The fourth and last piece of fiction, Emily Sinclair’s “Then, We Knew Everything”, reveals the insecurities of suburban stay-at-home mothers. In it, a collective and impersonal “we” – the stay-at-home mothers who sacrificed their dreams, careers and bodies for their children – is pitched against Lydia Collins, a woman who manages to stay thin and stylish and who prefers to dream of Paris and New York, rather than of her own children.

As a reader, I had trouble finding an entry point into this story. Lydia is aloof and reckless to abandon her children; yet the other mothers seem to wallow in self-pity (“We have married men who are successful. We buy organic. (…) Two kids in, we are exhausted. The thyroid things and uninvolved husband things and the early childhood neurodevelopment things are a lot of work.”) Lydia goes on to divorce, remarry a rich man and dance the ballet, while her children grow “thin and strange”; the other women stay behind to build mansions (“our husbands have made partner”) and feel vindicated in their choice to sacrifice for their children. Overall, it is difficult to relate to these characters, given that they are all so well off. The implication that there is no life after children, unless one is irresponsible, also seems problematic.

Both pieces of non-fiction are memoirs of sadness. Michelle Hoover explores the tragedy of death witnessed at an early age (“I have heard that children absorb melancholy in the womb.”) Her lyrical mosaic of grief – one has the impression that the prose is not premeditated, but thrown on the page straight from the gut, like paint in an abstract expressionistic painting– gains a charged coherence at the end. The second essay explores the persistent and unanswerable question of any human beset by misfortune: why? Jeneva Stone tells the story of her son’s sudden descent into disability at thirteen months. Snow is the metaphor that holds it all together – memories of snowstorms, thoughts of avalanches, snowflakes on her wedding day.

The poetry section features twenty poets of incredibly diverse sensibilities. Stephen Ratcliffe’s fragments from “Temporality” are verbal paintings: if Monet painted the same picture several times, only in different light, Ratcliffe wrote the same poem (here, five times), watching the sun set and rise over a channel. The technique is innovative; the effect works like a time-release capsule: it takes time.

By contrast, Adam Giannelli’s imagery in “Orchids, Avenues” is immediate: “I never found that one place that waited, like a bell untolling.” There are several poems with references to the worst of our current troubles – the economic crisis (the future falls apart at a suburban ranch), the terrorism scares (meditations on suicide bombers).

And then there are some poems that are innovative and difficult. G. C. Waldrep’s crisscrossing of the scarred body of Ireland in “Quincunx” takes hard work. There aren’t enough parts to the brain to process this elliptic, kaleidoscopic macrocosm of time, space and torment (“wedded herbivore, prophetic: / out of orbit: or, parhelic, bright / inhuman ornament: earthdark: / tranche: investment: assize:”).

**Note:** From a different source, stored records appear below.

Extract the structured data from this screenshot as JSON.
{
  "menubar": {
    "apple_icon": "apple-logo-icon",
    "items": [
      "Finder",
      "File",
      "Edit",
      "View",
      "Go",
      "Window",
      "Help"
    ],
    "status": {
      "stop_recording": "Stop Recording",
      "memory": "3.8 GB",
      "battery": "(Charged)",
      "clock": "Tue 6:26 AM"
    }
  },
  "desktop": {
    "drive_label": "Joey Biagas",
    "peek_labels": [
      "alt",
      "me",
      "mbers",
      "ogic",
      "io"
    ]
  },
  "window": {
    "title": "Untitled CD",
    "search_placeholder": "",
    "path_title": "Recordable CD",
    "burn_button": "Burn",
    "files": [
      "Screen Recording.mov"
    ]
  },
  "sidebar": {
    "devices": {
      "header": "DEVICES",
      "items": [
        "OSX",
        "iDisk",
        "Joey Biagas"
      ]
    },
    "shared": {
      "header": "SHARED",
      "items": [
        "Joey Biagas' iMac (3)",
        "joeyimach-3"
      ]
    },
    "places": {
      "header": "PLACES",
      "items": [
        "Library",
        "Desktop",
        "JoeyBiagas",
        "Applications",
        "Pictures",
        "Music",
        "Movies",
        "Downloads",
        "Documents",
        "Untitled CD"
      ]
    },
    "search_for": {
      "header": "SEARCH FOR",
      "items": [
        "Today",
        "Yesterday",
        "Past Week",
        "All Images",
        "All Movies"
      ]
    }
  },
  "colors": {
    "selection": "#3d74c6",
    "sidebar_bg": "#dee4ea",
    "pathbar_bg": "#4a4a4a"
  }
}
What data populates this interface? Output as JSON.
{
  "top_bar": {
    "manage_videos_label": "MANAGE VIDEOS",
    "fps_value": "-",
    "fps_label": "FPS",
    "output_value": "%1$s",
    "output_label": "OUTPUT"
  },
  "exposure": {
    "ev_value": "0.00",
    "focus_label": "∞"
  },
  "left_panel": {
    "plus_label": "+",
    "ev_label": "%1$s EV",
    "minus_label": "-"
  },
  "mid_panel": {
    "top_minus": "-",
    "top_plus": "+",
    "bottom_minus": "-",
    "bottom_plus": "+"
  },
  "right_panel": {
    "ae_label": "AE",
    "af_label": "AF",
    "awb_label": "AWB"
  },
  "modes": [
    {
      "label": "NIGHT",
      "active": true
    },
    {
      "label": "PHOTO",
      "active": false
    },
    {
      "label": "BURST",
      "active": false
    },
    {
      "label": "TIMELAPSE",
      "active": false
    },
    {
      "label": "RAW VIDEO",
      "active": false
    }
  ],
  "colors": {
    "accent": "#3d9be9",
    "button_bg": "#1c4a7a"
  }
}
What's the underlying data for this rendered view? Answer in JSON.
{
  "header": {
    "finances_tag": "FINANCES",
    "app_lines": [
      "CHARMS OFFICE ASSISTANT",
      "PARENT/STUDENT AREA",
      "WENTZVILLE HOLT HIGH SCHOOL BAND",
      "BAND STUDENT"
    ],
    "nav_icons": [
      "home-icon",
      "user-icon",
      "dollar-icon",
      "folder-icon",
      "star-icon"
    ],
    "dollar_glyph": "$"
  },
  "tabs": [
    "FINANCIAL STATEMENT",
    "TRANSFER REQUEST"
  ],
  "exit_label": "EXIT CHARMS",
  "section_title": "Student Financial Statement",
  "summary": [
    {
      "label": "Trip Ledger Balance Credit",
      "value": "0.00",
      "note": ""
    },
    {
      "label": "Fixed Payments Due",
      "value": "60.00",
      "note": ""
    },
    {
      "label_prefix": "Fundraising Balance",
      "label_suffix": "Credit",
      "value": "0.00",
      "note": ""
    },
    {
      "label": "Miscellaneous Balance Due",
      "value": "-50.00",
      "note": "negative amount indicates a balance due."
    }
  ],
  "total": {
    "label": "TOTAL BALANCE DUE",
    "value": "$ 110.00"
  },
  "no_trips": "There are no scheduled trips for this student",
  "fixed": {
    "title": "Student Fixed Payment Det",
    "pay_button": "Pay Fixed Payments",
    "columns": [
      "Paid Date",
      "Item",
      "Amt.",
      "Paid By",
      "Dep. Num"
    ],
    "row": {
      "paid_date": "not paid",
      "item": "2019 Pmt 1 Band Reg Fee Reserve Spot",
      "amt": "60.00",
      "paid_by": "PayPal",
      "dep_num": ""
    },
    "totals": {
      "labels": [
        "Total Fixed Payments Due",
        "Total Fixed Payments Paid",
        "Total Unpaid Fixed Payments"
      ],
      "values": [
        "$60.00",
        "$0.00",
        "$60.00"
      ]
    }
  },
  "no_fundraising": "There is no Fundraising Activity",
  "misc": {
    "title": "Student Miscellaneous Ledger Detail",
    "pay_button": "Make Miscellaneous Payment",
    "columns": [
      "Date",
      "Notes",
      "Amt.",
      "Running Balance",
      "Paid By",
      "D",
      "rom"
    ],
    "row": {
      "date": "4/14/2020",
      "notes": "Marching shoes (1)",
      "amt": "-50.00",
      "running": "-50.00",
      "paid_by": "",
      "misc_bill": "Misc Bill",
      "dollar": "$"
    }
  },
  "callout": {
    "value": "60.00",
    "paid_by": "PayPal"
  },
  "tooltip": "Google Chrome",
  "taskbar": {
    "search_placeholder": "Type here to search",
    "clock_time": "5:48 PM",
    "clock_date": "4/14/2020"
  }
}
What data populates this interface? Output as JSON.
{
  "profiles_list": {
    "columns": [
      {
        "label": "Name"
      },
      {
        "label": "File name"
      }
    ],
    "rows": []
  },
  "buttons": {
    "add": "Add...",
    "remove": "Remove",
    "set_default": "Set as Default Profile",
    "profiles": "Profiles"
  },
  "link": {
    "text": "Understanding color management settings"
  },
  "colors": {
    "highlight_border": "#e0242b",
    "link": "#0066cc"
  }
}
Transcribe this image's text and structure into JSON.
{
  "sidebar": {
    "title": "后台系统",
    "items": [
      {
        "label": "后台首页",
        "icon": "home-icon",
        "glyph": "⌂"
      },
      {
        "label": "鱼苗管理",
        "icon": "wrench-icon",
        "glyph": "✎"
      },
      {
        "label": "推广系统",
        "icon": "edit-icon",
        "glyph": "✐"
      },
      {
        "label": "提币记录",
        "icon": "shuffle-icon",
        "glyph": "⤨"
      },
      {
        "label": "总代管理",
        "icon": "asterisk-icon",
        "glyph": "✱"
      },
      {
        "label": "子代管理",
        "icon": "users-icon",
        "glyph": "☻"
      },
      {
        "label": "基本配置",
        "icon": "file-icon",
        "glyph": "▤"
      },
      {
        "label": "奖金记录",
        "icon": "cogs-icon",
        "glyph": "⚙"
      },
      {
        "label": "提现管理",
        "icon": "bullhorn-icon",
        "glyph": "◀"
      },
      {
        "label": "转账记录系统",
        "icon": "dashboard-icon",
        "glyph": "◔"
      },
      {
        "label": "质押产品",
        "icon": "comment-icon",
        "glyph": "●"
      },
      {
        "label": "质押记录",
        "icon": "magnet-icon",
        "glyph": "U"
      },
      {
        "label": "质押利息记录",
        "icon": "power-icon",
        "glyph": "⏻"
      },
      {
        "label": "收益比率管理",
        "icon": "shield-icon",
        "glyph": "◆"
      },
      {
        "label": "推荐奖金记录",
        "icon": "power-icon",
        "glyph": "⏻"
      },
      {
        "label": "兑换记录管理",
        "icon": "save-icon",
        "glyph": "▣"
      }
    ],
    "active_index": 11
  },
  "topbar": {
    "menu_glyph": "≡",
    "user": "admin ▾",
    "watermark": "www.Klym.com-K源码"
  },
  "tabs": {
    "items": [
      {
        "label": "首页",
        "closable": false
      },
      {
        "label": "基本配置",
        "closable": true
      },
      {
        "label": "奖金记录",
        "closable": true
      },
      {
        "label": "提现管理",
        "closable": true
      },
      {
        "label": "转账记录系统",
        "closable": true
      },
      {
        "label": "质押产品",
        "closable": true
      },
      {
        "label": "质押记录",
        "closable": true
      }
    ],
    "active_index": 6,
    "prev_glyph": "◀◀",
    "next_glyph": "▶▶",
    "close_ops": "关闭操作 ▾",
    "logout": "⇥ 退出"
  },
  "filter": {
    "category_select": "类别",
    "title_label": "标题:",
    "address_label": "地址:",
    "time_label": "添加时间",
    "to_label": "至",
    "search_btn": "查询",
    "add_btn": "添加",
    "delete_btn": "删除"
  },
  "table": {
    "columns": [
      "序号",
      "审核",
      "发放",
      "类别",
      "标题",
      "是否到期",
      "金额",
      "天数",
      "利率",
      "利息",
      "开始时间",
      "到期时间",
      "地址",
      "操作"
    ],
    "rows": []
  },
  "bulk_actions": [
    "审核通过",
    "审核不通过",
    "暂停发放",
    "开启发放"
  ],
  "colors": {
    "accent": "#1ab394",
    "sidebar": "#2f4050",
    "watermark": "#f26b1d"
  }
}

The dizzying journey through the world of verse continues with Keith Waldrop’s “Marginalia”, which traverses dream world (“And, ‘I am lost,’ says / the dreamer.”) and constructed world (“A notion of me, from what’s on my shelves.”) to hint at reality, if any such thing exists (“to guess the truth // to despise Rubens, to inter- / rupt succession, let temporalities / overlap // long road, lapse / of time.”).

Nearly all contributors to this issue are fairly established writers, with several volumes under their belt. I spotted only one first-timer. Many hold teaching positions. There is something for everyone in this issue, particularly in the poetry section. And yes, the photo on the cover is adequate: there is sadness and grief here, but there is comfort as well.